The Stilt Nzulenzu
The settlement of Nzulenzu, the “Village on stilt”, is located 90 kilometres west of Takoradi in the Jomoro District of the Western Region of Ghana. Nzulenzu is an Nzema word which refers to “village on water”.
This very unique village is built on stilt in the Tandane Lake. Nzulenzu is one of the Amasuri Wetland, a ramsar site and the largest inland swamp forest in Ghana. The Wetland is a habitat for a variety of animals like monkeys, crocodiles, marine turtles and fishes. Nzulenzu also represents an outstanding interplay between man and the environment.
Oral history has it that the village was constructed some five (500) hundred years ago by migrants from Walata, a city in prehistoric Ghana Empire which was the earliest of the Western Sudanese States. It is believed that the early settlers or the ancestors were led there by a snail. The snail is therefore a totem and revered by the people of Nzulenzu.

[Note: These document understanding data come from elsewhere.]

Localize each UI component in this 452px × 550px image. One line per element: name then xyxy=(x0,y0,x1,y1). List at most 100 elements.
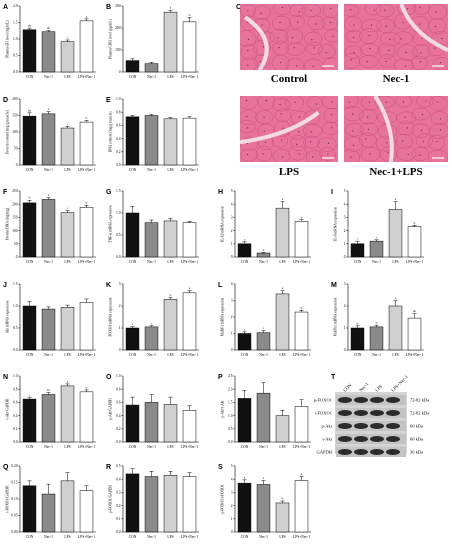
muscle-fibre xyxy=(429,96,448,111)
muscle-fibre xyxy=(288,145,307,161)
muscle-fibre xyxy=(288,14,305,29)
y-tick-label: 0.0 xyxy=(116,440,121,444)
muscle-fibre xyxy=(344,53,360,69)
muscle-fibre xyxy=(306,96,323,110)
micrograph-caption: Control xyxy=(271,73,307,85)
nucleus xyxy=(386,142,388,144)
significance-letter: b xyxy=(301,215,303,219)
nucleus xyxy=(369,47,371,50)
y-tick-label: 0.2 xyxy=(116,504,121,508)
chart-panel-k: K 0 1 2 3 FOXO1 mRNA expression c CON c Nec-1 b LPS… xyxy=(106,282,199,357)
muscle-fibre xyxy=(306,149,323,162)
nucleus xyxy=(310,141,312,143)
muscle-fibre xyxy=(379,54,396,68)
y-tick-label: 1.0 xyxy=(116,211,121,215)
nucleus xyxy=(407,7,409,10)
nucleus xyxy=(263,130,265,132)
nucleus xyxy=(280,139,283,141)
kda-label: 72-82 kDa xyxy=(410,398,429,403)
significance-letter: c xyxy=(67,35,69,39)
nucleus xyxy=(281,6,284,9)
bar-nec-1 xyxy=(369,326,384,351)
nucleus xyxy=(389,38,391,41)
y-tick-label: 0.0 xyxy=(116,255,121,259)
micrograph-caption: Nec-1 xyxy=(383,73,410,85)
chart-panel-h: H 0 1 2 3 4 5 IL-1β mRNA expression c CON d Nec-1 a L… xyxy=(218,189,311,264)
x-tick-label: LPS+Nec-1 xyxy=(78,75,95,79)
nucleus xyxy=(404,65,407,67)
y-tick-label: 2.0 xyxy=(13,4,18,8)
x-tick-label: LPS xyxy=(167,535,173,539)
x-tick-label: LPS xyxy=(64,75,70,79)
bar-nec-1 xyxy=(144,222,159,258)
nucleus xyxy=(384,9,386,11)
nucleus xyxy=(313,47,315,49)
y-tick-label: 1 xyxy=(119,326,121,330)
nucleus xyxy=(353,24,355,26)
chart-panel-g: G 0.0 0.5 1.0 1.5 TNF-α mRNA expression CON Nec… xyxy=(106,189,199,264)
muscle-fibre xyxy=(364,4,382,16)
bar-nec-1 xyxy=(41,113,56,166)
kda-label: 60 kDa xyxy=(410,424,423,429)
x-tick-label: Nec-1 xyxy=(44,535,53,539)
kda-label: 72-82 kDa xyxy=(410,411,429,416)
nucleus xyxy=(420,52,422,54)
y-tick-label: 3 xyxy=(119,282,121,286)
y-tick-label: 0.8 xyxy=(13,387,18,391)
nucleus xyxy=(247,10,249,12)
y-tick-label: 150 xyxy=(12,216,18,220)
muscle-fibre xyxy=(285,96,305,111)
nucleus xyxy=(245,99,248,102)
micrograph-caption: LPS xyxy=(279,166,299,178)
muscle-fibre xyxy=(411,107,430,121)
band xyxy=(354,449,368,455)
muscle-fibre xyxy=(240,44,258,60)
nucleus xyxy=(331,101,333,103)
x-tick-label: LPS xyxy=(64,535,70,539)
muscle-fibre xyxy=(253,5,271,20)
y-tick-label: 0.5 xyxy=(13,326,18,330)
nucleus xyxy=(247,38,250,41)
protein-label: t-Akt xyxy=(323,437,333,442)
x-tick-label: CON xyxy=(129,535,137,539)
significance-letter: b xyxy=(29,196,31,200)
x-tick-label: Nec-1 xyxy=(147,168,156,172)
kda-label: 36 kDa xyxy=(410,450,423,455)
y-tick-label: 1.5 xyxy=(228,401,233,405)
x-tick-label: LPS xyxy=(167,260,173,264)
bar-lps xyxy=(163,118,178,166)
protein-label: t-FOXO1 xyxy=(315,411,332,416)
x-tick-label: LPS+Nec-1 xyxy=(293,353,310,357)
bar-con xyxy=(125,60,140,73)
x-tick-label: CON xyxy=(129,353,137,357)
y-axis-label: MuRF1 mRNA expression xyxy=(221,298,225,337)
muscle-fibre xyxy=(374,96,395,109)
band xyxy=(386,397,400,403)
bar-lps xyxy=(388,209,403,258)
y-tick-label: 2 xyxy=(231,229,233,233)
y-tick-label: 2 xyxy=(344,229,346,233)
nucleus xyxy=(247,21,249,24)
muscle-fibre xyxy=(240,30,257,47)
nucleus xyxy=(279,61,282,64)
muscle-fibre xyxy=(269,28,289,45)
muscle-fibre xyxy=(394,58,414,70)
band xyxy=(386,423,400,429)
x-tick-label: CON xyxy=(129,260,137,264)
x-tick-label: LPS xyxy=(64,260,70,264)
bar-lps xyxy=(60,307,75,351)
bar-lps-nec-1 xyxy=(79,391,94,443)
muscle-fibre xyxy=(359,122,379,136)
y-axis-label: p-Akt/GAPDH xyxy=(109,398,113,420)
significance-letter: a xyxy=(170,6,172,10)
muscle-fibre xyxy=(358,132,377,148)
muscle-fibre xyxy=(319,147,336,161)
bar-nec-1 xyxy=(41,31,56,73)
nucleus xyxy=(296,21,299,23)
bar-nec-1 xyxy=(144,115,159,166)
y-tick-label: 1 xyxy=(231,517,233,521)
x-tick-label: LPS xyxy=(279,260,285,264)
y-tick-label: 0 xyxy=(119,348,121,352)
y-tick-label: 0 xyxy=(344,348,346,352)
muscle-fibre xyxy=(428,4,447,20)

The only other people in the West African Sub-region who live on a stilt village are the Ganvie people of the republic of Benin.
The Nzulenzu stilt village has a total population of about 600 people. The main occupations there are farming, fishing and the brewing of local gin (called Akpeteshi in Ghana). The village is ruled by the chief and elders who set out rules and regulations to guide behaviors in the village. The chief preside over criminal offences and other unruly behaviors in the community. However, criminal act crimes are referred to the formal courts system for adjudication. The tribe at Nzulenzu are very conservative and do not accept intermarriages with other tribes.
Since the year 2000, the commencements of tourism activities in the Amanzuri wetland, a number of infrastructural developments have been carried out which though have been designed for tourism growth; have turned out to be public goods. These include the construction of 1.4 kilometer of a 2 kilometer canal from Beyin to Nzulenzu; a paved landing bay of granite stones, grassed banks and a 140 meters wooden walkway from the main road to the landing bay.
In addition, these facilities facilitate school attendance and transport of goods from and to the market. The re-construction of the 312 meter main walkway in the stilt village using durable timber including Borassus palm and Kussia and the creation of nature trails in the wetland are other developmental efforts undertaken.